Et ainsi défile la ribambelle de héros, anachroniques, complètement extérieurs à leur époque, qui ont la Vérité avec eux et qui l’ont seuls, seuls s’il ne se trouvait une petite Mélanie Doutey à leurs côtés, infirmière, institutrice, pour les encourager et leur confirmer qu’ils s’apprêtent à devenir de grands personnages de l’Histoire.

« Bonjour. Nous avons raison. »

Ce qui est profondément faux dans cette approche, c’est de ne pas comprendre que telle ou telle opinion qui a cours aujourd’hui puisse être anthropologiquement impossible à avoir à une autre époque. Ce qui est fallacieux est cette façon d’aplanir la complexité du passé, de la gommer sous l’évidence des positions morales d’aujourd’hui. Ces téléfilms pensent peut-être honorer les personnages dont ils traitent en leur donnant raison contre tous, mais ils les amoindrissent au contraire : en laissant entendre que c’était là ce qu’il fallait faire, que c’était la seule posture à adopter pour un homme digne tant soit peu, ils ôtent aux actions de ces hommes leur force, à leurs choix leur difficulté, à leurs jugements leur singularité, aux événements dans lesquels ils étaient plongés leur caractère chaotique… En fin de compte ils ôtent à l’Histoire tout son vertige et tout son sel.

Curieusement, l’attitude moraliste sur l’Histoire devrait s’estomper avec le temps et la distance, évoluer vers une plus grande sérénité, mais à travers ce genre de téléfilms elle fait chemin inverse : sur des évènements parfois vieux d’un siècle, elle pointe du doigt, distribue les bons et mauvais points, oppose de façon plus implacable les parties d’alors… Elle condamne à nouveau, déforme et exagère, appelant ainsi les contradicteurs potentiels à exagérer à leur tour dans l’autre sens… C’est ainsi qu’on n’y voit pas nécessairement plus clair et que la dispute peut continuer.

7 réflexions au sujet de “Téléfilms Historiques Français”

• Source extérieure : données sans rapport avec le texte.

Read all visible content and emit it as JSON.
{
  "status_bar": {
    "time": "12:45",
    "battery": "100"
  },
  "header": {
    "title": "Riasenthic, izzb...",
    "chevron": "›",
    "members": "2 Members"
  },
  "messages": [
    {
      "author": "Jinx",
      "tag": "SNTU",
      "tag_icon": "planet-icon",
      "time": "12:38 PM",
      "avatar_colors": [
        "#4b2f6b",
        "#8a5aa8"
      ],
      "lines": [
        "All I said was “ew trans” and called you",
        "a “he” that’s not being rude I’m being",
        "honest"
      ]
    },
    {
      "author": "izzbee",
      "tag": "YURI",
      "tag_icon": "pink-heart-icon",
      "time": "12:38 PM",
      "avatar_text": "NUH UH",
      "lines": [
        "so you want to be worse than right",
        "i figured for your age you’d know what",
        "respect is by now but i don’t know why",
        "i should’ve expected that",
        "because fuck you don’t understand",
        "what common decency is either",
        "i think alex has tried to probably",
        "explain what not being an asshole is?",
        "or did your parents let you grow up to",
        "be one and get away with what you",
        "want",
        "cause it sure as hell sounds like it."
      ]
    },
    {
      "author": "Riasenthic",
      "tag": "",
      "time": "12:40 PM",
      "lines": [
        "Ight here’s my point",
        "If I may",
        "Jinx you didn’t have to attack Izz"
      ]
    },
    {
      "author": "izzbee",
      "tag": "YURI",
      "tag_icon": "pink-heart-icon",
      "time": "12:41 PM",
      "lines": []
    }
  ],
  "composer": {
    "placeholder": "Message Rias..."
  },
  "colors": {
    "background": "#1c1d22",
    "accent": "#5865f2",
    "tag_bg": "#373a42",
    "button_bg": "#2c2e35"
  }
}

  1. je partage entièrement votre analyse.
    Le héros permet, par contraste, d’exacerber les lâchetés, voir les crimes, des « autres ». En dénonçant les ignominies du passé, on occulte celles d’aujourd’hui. On s’achète ainsi une bonne conduite. Comme si, en jugeant l’Histoire, on devenait des modèles de courage et de vertu, de respect de la vie… Comme si la société contemporaine n’avait plus d’injustices à combattre, de guerres et de massacres à arrêter… et qu’elle pouvait condamner, au nom de sa grande moralité, les hommes du passés. Ceux qui ne sont plus là pour se défendre des critiques.
    Une question que je me pose souvent : dans quel camp aurais-je été à l’époque ? On s’imagine forcément dans celui des héros, pas dans celui des lâches ! Pourtant il suffit de regarder la crise économique qui touche tant de familles. C’est chacun pour soi. Tant que l’on tire son épingle du jeu, tout va bien. Alors, sous la domination nazi, par exemple, qu’aurait-on fait ? Où sont les héros ?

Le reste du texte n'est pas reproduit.